Les banques ont arrangé les choses de telle sorte que tout l'argent que vous, moi, et le gouvernement ont a été emprunté d'eux, et disparaît lorsque vous, moi, et le gouvernement le remboursent. L'argent réapparaît en circulation seulement si quelqu'un emprunte de nouveau, et ainsi la masse monétaire (la quantité d'argent en circulation) ne peut augmenter que si vous, moi, et le gouvernement s'endettent de plus en plus envers les banques.
De plus, les banques ont arrangé les choses de telle sorte qu'il est impossible pour la société de se sortir de cette dette envers eux. Si nous considérons la masse monétaire dans sa définition la plus restreinte, ce que les économistes appellent M1 (les pièces et billets de banque en circulation hors des banques et les dépôts à
vue dans les banques à charte), il existe moins de 4 pour cent "d'argent" pour chaque dollar de dette ! Si nous considérons M2 (M1 plus les dépôts à terme et comptes d'épargne), il existe seulement 18 cents d'argent pour chaque dollar de dette. Il y a moins de 250 milliards $ de M3 (la définition la plus large de la masse monétaire) au Canada, comparativement à 1000 milliards $ de dette, soit moins de 25 cents pour chaque dollar de dette. Si on suivait le conseil des banques de couper nos dépenses, rembourser nos dettes, et refuser de contracter de nouvelles dettes, l'économie s'écroulerait. (...)
Il est vrai que le gouvernement du Canada ne devrait pas emprunter d'argent de la Banque Royale, ni d'aucune autre banque privée. Le Canada se porterait infiniment mieux, et la crise de la dette n'existerait même pas, si le gouvernement créait tout l'argent du pays, sans intérêt et sans dette. (...) La crise actuelle est due au fait que la Banque du Canada a créé trop peu d'argent (moins de 8% de M3) tout en permettant aux banques privées de créer trop d'argent à des taux d'intérêt élevés. Pour un gouvernement souverain, emprunter d'une banque privée est aussi immoral que pour un homme de négliger sa femme et ses enfants et dépenser tout son argent avec des prostituées. (...)

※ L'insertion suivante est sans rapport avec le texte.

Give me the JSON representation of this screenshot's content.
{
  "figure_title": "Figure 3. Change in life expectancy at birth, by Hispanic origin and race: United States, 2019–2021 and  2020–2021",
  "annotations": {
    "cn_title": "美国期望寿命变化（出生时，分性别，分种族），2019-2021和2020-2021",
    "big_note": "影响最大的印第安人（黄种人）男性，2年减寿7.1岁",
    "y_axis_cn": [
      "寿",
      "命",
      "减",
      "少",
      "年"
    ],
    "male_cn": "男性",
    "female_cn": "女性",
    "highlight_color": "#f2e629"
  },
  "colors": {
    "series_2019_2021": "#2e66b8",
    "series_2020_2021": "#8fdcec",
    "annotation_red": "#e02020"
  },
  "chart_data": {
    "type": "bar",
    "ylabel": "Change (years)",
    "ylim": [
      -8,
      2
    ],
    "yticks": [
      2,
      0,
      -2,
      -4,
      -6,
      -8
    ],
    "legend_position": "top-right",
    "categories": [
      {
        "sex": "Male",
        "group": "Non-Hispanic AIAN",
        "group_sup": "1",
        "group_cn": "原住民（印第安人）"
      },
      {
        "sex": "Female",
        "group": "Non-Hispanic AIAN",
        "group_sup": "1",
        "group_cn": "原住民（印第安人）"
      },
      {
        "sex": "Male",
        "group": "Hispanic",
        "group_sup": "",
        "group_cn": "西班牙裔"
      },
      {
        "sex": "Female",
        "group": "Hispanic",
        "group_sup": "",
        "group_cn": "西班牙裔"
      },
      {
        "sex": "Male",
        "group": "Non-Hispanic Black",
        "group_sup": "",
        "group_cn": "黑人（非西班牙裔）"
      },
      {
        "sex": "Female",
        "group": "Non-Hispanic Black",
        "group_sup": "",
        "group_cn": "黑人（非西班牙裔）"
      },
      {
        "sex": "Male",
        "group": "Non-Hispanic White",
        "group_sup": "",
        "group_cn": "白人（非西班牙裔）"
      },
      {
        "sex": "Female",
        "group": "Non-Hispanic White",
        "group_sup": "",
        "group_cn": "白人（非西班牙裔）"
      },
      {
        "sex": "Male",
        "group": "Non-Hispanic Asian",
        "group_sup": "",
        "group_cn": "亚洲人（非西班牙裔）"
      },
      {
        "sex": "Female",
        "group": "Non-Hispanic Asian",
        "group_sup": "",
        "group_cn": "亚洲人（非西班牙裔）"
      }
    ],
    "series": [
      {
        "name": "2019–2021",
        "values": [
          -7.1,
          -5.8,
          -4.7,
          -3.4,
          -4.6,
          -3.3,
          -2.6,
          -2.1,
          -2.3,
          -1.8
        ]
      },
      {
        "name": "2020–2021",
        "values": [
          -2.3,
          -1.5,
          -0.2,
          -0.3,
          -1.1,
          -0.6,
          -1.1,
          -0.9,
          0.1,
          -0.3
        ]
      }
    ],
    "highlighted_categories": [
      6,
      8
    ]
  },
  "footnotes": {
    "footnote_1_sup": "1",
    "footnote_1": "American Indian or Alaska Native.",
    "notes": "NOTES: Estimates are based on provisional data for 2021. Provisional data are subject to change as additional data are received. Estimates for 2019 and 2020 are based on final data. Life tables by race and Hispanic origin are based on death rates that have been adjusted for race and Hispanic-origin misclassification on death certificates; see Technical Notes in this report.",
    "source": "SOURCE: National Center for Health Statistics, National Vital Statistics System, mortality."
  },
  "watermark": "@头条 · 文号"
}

Quoique la profession bancaire soit de beaucoup plus récente que "le plus vieux métier du monde", il y a de bonnes raisons pour lesquelles les banquiers et les prostituées ont toujours eu historiquement une très mauvaise réputation. Dans la Bible, le livre du Lévitique et d'Ezéchiel sont très explicites en condamnant à la mort et l'enfer ceux qui prêtent l'argent à intérêt. (...)
Nous avons permis aux banquiers de remplacer le gouvernement comme source de l'argent. (...) Et nous leur avons permis de contrôler le gouvernement et de bloquer les réformes nécessaires pour la bonne marche de l'économie mondiale. Voilà l'une des plus grandes folies des temps modernes.